Home Leaderboard 1
Home Leaderboard 1

Bandung Raya dan Bodebek Semakin Ramai, Ingat Gelombang Ketiga COVID-19

Zulfikar SyZulfikar Sy - Selasa, 19 Oktober 2021
Bandung Raya dan Bodebek Semakin Ramai, Ingat Gelombang Ketiga COVID-19

Gubernur Jabar Ridwan Kamil saat memimpin Komite Kebijakan Penanganan COVID-19 dan Pemulihan Ekonomi Daerah, di Gedung Pakuan Bandung, Senin (18/10). (Foto: Biro Adpim Jabar)

Ukuran text:
14
Dengarkan Berita:

MerahPutih.com - Kawasan aglomerasi Bandung Raya (Kota/Kab Bandung-Cimah-Bandung Barat) dan Bodebek (Bogor-Depok-Bekasi) belakangan ini semakin ramai. Hal itu membawa kekhawatiran banyak pihak terutama epidemiolog yang memperingatkan kedatangan gelombang ketiga COVID-19.

Gubernur Jawa Barat Ridwan Kamil mengatakan, kemacetan lalu lintas di kawasan aglomerasi perlu disikapi pemda kabupaten/kota dengan disiplin dan penegakan hukum protokol kesehatan.

Menurut Ridwan Kamil, kemacetan adalah konsekuensi peningkatan mobilitas masyarakat akibat pelonggaran PPKM. Transisi keadaan dari pendemi ke endemi terus berjalan bertahap. Namun tetap, pergerakan orang perlu dipantau secara epidemiologis sehingga pandemi COVID-19 tetap terkendali.

Baca Juga:

Klaster PTM di Solo Bertambah, 46 Siswa Dinyatakan Positif COVID-19

"Khususnya Kota Bandung saya sampaikan tingkat vaksinasinya yang tertinggi di Jawa Barat. Sehingga kemungkinan dalam teorinya Kota Bandung menuju herd immunity," ujar Ridwan Kamil saat memimpin Rakor Komite Kebijakan Penanganan COVID-19 dan Pemulihan Ekonomi Daerah di Jabar di Gedung Pakuan Bandung, Senin (18/10).

Sebagai contoh, vaksinasi dosis pertama Kota Bandung sudah di angka 90,22 persen atau melebih target 70 persen. Sementara vaksinasi dosis kedua 67,97 persen mendekati terget. Begitu pun dengan Kota Bogor dan Kota Cimahi vaksinasi dosis pertamanya sudah di atas 80 persen.

Meski begitu perlu diingat vaksin bukan obat dan orang yang sudah divaksin tetap berpotensi terpapar COVID-19 jika kedisiplinannya kendur. Untuk itu, Gubernur minta petugas Satpol PP/TNI/Polri mengawasi pergerakan orang di ruang-ruang publik dan komersial.

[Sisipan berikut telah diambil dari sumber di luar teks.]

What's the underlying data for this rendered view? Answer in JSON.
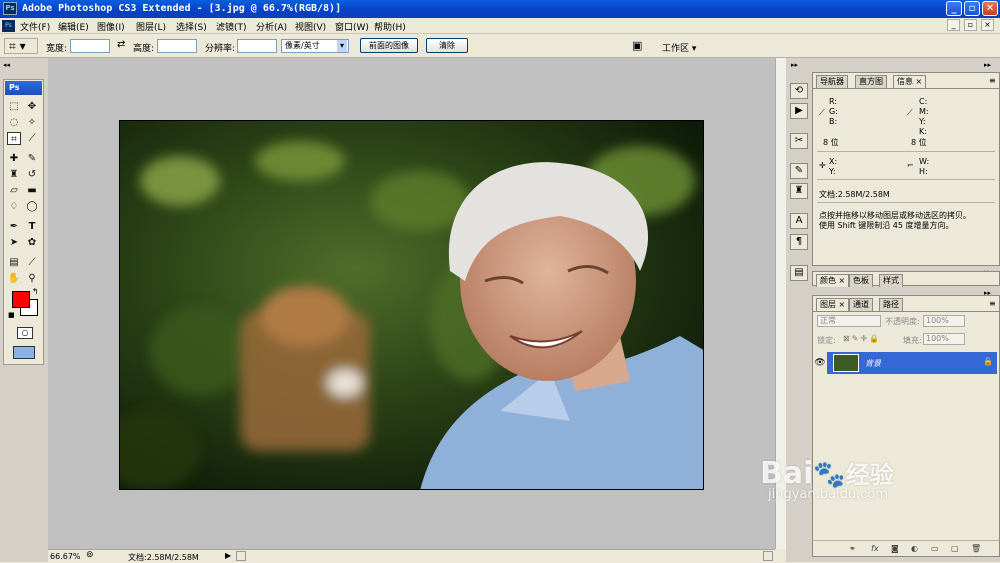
{
  "titlebar": {
    "title": "Adobe Photoshop CS3 Extended - [3.jpg @ 66.7%(RGB/8)]",
    "icon": "Ps",
    "min": "_",
    "max": "▫",
    "close": "✕"
  },
  "menu": {
    "items": [
      "文件(F)",
      "编辑(E)",
      "图像(I)",
      "图层(L)",
      "选择(S)",
      "滤镜(T)",
      "分析(A)",
      "视图(V)",
      "窗口(W)",
      "帮助(H)"
    ]
  },
  "options": {
    "width_label": "宽度:",
    "width_value": "",
    "height_label": "高度:",
    "height_value": "",
    "res_label": "分辨率:",
    "res_value": "",
    "unit": "像素/英寸",
    "front_image_button": "前面的图像",
    "clear_button": "清除",
    "workspace_label": "工作区 ▾"
  },
  "toolbox": {
    "header": "Ps"
  },
  "status": {
    "zoom": "66.67%",
    "doc": "文档:2.58M/2.58M"
  },
  "info_panel": {
    "tabs": [
      "导航器",
      "直方图",
      "信息 ×"
    ],
    "rgb": [
      "R:",
      "G:",
      "B:"
    ],
    "cmyk": [
      "C:",
      "M:",
      "Y:",
      "K:"
    ],
    "bits_left": "8 位",
    "bits_right": "8 位",
    "xy": [
      "X:",
      "Y:"
    ],
    "wh": [
      "W:",
      "H:"
    ],
    "doc": "文档:2.58M/2.58M",
    "hint1": "点按并拖移以移动图层或移动选区的拷贝。",
    "hint2": "使用 Shift 键限制沿 45 度增量方向。"
  },
  "color_panel": {
    "tabs": [
      "颜色 ×",
      "色板",
      "样式"
    ]
  },
  "layers_panel": {
    "tabs": [
      "图层 ×",
      "通道",
      "路径"
    ],
    "blend": "正常",
    "opacity_label": "不透明度:",
    "opacity": "100%",
    "lock_label": "锁定:",
    "fill_label": "填充:",
    "fill": "100%",
    "layer_name": "背景"
  },
  "watermark": {
    "brand": "Bai",
    "cn": "经验",
    "url": "jingyan.baidu.com"
  },
  "colors": {
    "foreground": "#ff0000",
    "background": "#ffffff",
    "layer_selected": "#3568d4"
  }
}
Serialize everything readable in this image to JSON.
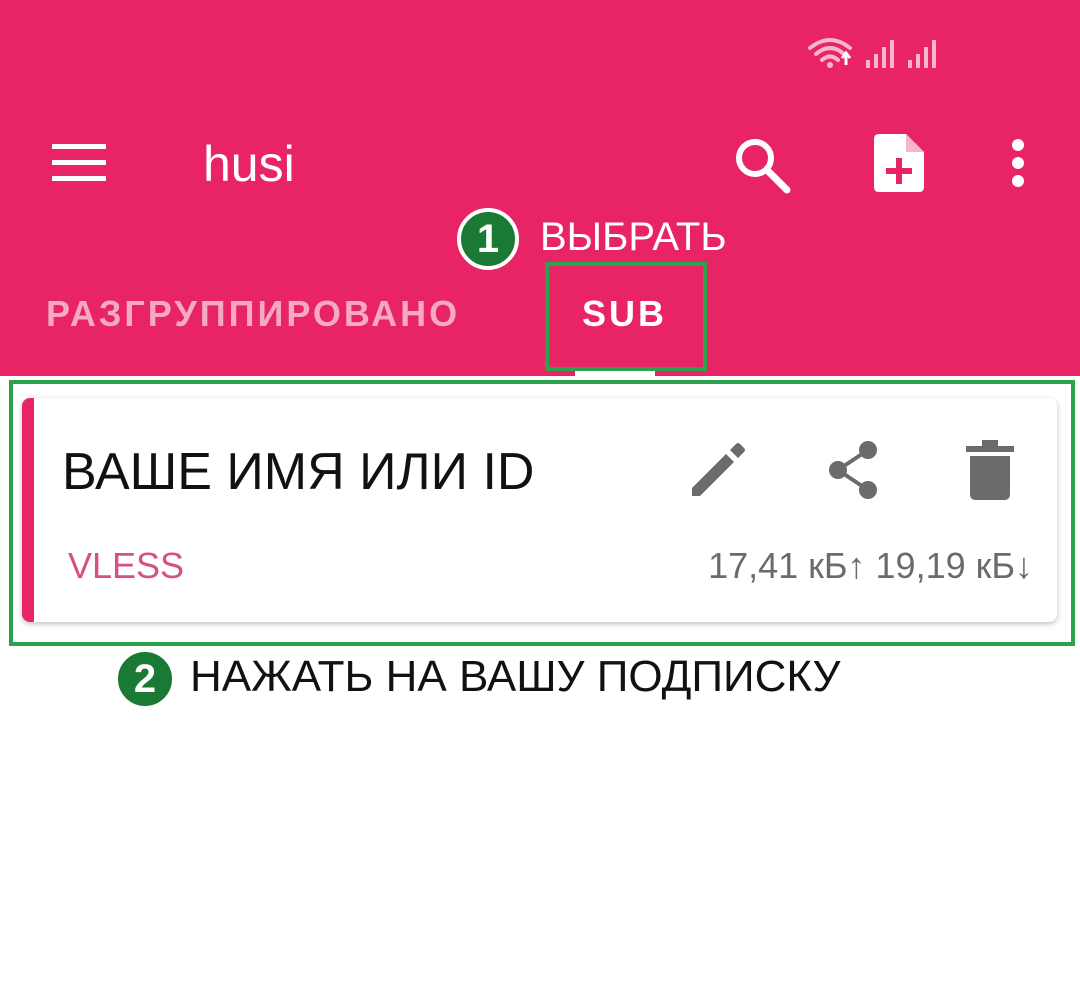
{
  "app": {
    "title": "husi",
    "accent_color": "#e82366",
    "highlight_color": "#2ea24a",
    "badge_color": "#1a7a35"
  },
  "status_bar": {
    "icons": [
      "wifi-icon",
      "signal-icon",
      "signal-icon"
    ]
  },
  "toolbar": {
    "icons": [
      "menu-icon",
      "search-icon",
      "add-file-icon",
      "more-vert-icon"
    ]
  },
  "annotations": {
    "step1": {
      "number": "1",
      "text": "ВЫБРАТЬ"
    },
    "step2": {
      "number": "2",
      "text": "НАЖАТЬ НА ВАШУ ПОДПИСКУ"
    }
  },
  "tabs": [
    {
      "label": "РАЗГРУППИРОВАНО",
      "selected": false
    },
    {
      "label": "SUB",
      "selected": true
    }
  ],
  "profile_card": {
    "name": "ВАШЕ ИМЯ ИЛИ ID",
    "type": "VLESS",
    "traffic": "17,41 кБ↑ 19,19 кБ↓",
    "actions": [
      "edit-icon",
      "share-icon",
      "delete-icon"
    ]
  }
}
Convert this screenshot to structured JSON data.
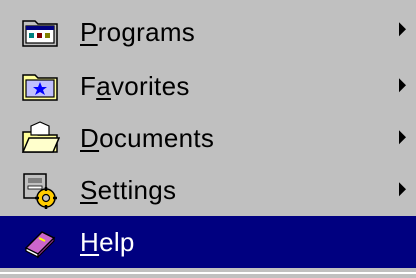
{
  "menu": {
    "items": [
      {
        "label_accel": "P",
        "label_rest": "rograms",
        "label_pre": "",
        "icon": "programs-folder-icon",
        "has_submenu": true,
        "selected": false
      },
      {
        "label_pre": "F",
        "label_accel": "a",
        "label_rest": "vorites",
        "icon": "favorites-folder-icon",
        "has_submenu": true,
        "selected": false
      },
      {
        "label_pre": "",
        "label_accel": "D",
        "label_rest": "ocuments",
        "icon": "documents-folder-icon",
        "has_submenu": true,
        "selected": false
      },
      {
        "label_pre": "",
        "label_accel": "S",
        "label_rest": "ettings",
        "icon": "settings-icon",
        "has_submenu": true,
        "selected": false
      },
      {
        "label_pre": "",
        "label_accel": "H",
        "label_rest": "elp",
        "icon": "help-book-icon",
        "has_submenu": false,
        "selected": true
      }
    ]
  },
  "colors": {
    "menu_bg": "#c0c0c0",
    "highlight_bg": "#000080",
    "highlight_text": "#ffffff",
    "text": "#000000"
  }
}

Ganjil genap di Kota Bandung. (Foto: MP/Humas Pemkot Bandung)
Ganjil genap di Kota Bandung. (Foto: MP/Humas Pemkot Bandung)

Pemda kabupaten/kota harus memastikan bahwa masyarakat mematuhi protokol kesehatan terutama menghindari kerumunan.

"Kalau ada keramaian di PKL, tempat makan, dipastikan tidak terjadi kerumunan yang belebihan. Kalau kerumunannya baik masih jaga jarak kita masih izinkan dengan kebijakan-kebijakan prokes," katanya.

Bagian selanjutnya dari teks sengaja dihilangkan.